S.E. Erzbischof Dr. Ludwig Schick verwies dabei auf den „Synodalen Weg“ in Deutschland und den vom Papst angestoßenen weltweiten „Synodalen Prozess“. Beide könnten sich ergänzen und so zu einem Joint Venture werden. Dazu sei es notwendig, dass sie aufeinander hören und sich aufeinander einlassen. Der Papst habe in seinen Briefen an die Kirche in Deutschland seine Anliegen mit den drei Begriffen „Gemeinschaft, Teilnahme und Mission“ ausgedrückt. Die Kirche sei Gemeinschaft mit Gott und der Getauften untereinander. Alle Getauften sollten am kirchlichen Leben teilnehmen, in Familie, Beruf, Ehrenämtern und im Gemeindeleben. Sie sollten sich auch an den Entscheidungsprozessen in den Diözesen und der Weltkirche beteiligen. 

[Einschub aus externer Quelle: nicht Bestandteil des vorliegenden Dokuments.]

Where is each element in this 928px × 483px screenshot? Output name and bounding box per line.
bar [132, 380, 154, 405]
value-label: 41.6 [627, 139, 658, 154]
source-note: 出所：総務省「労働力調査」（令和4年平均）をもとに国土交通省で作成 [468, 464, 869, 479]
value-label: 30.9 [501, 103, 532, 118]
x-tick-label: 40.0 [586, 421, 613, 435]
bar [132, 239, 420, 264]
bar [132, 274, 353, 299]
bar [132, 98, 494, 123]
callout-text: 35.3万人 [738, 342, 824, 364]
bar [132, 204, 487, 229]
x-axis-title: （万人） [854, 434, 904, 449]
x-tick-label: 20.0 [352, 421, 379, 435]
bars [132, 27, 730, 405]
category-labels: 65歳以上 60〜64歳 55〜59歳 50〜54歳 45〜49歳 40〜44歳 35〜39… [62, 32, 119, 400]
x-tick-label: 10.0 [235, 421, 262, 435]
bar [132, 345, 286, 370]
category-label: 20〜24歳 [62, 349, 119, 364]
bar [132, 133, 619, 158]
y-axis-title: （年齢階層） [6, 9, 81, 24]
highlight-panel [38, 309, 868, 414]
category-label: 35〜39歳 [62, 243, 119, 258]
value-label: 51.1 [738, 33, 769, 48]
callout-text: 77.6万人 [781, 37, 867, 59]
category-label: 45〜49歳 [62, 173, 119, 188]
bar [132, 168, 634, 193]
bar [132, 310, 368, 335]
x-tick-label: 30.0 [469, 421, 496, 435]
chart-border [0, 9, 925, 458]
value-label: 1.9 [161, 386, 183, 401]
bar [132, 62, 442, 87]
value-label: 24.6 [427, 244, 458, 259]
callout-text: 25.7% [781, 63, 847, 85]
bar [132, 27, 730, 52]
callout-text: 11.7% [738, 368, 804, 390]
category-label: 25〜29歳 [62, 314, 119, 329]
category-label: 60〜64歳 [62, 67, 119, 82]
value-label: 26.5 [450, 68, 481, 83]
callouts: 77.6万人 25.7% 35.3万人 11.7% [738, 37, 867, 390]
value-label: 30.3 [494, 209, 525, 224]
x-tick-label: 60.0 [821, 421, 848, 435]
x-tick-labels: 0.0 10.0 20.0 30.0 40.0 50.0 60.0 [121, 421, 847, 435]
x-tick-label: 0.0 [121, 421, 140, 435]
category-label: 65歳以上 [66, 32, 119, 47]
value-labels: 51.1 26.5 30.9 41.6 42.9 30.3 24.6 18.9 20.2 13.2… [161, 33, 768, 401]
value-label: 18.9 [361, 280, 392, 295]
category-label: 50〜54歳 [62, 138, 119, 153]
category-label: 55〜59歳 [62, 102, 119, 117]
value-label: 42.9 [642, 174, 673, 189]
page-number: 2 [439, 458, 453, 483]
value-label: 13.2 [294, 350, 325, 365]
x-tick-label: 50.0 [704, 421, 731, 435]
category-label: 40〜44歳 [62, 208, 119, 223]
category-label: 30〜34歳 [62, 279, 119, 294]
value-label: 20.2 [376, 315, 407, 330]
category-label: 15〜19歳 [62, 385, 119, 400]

Diese Partizipation müsse von den Verantwortungsträgern auch zugelassen und eingeräumt werden. S.E. Erzbischof Dr. Ludwig Schick plädierte deshalb erneut für die Mitbestimmung der Gläubigen bei der Einsetzung und Begleitung von Pfarrern, Bischöfen, pastoralen Mitarbeiterinnen und Mitarbeitern und Verwaltungsleitungen. „Eine wirklich partizipative Kirche ist eine geschwisterliche Gemeinschaft, die auch offen und transparent ist. So werden Dunkelräume vermieden, die immer die Gefahr von Egozentrik und Missbrauch in sich bergen“, betonte S.E. Erzbischof Dr. Ludwig Schick. Die Kirche solle den guten Gott verkünden und die Botschaft Jesu den Menschen nahebringen, die Sakramente feiern und in den kirchlichen Werken, Kindergärten, Schulen und Seniorenheimen etc. zum Gemeinwohl beitragen.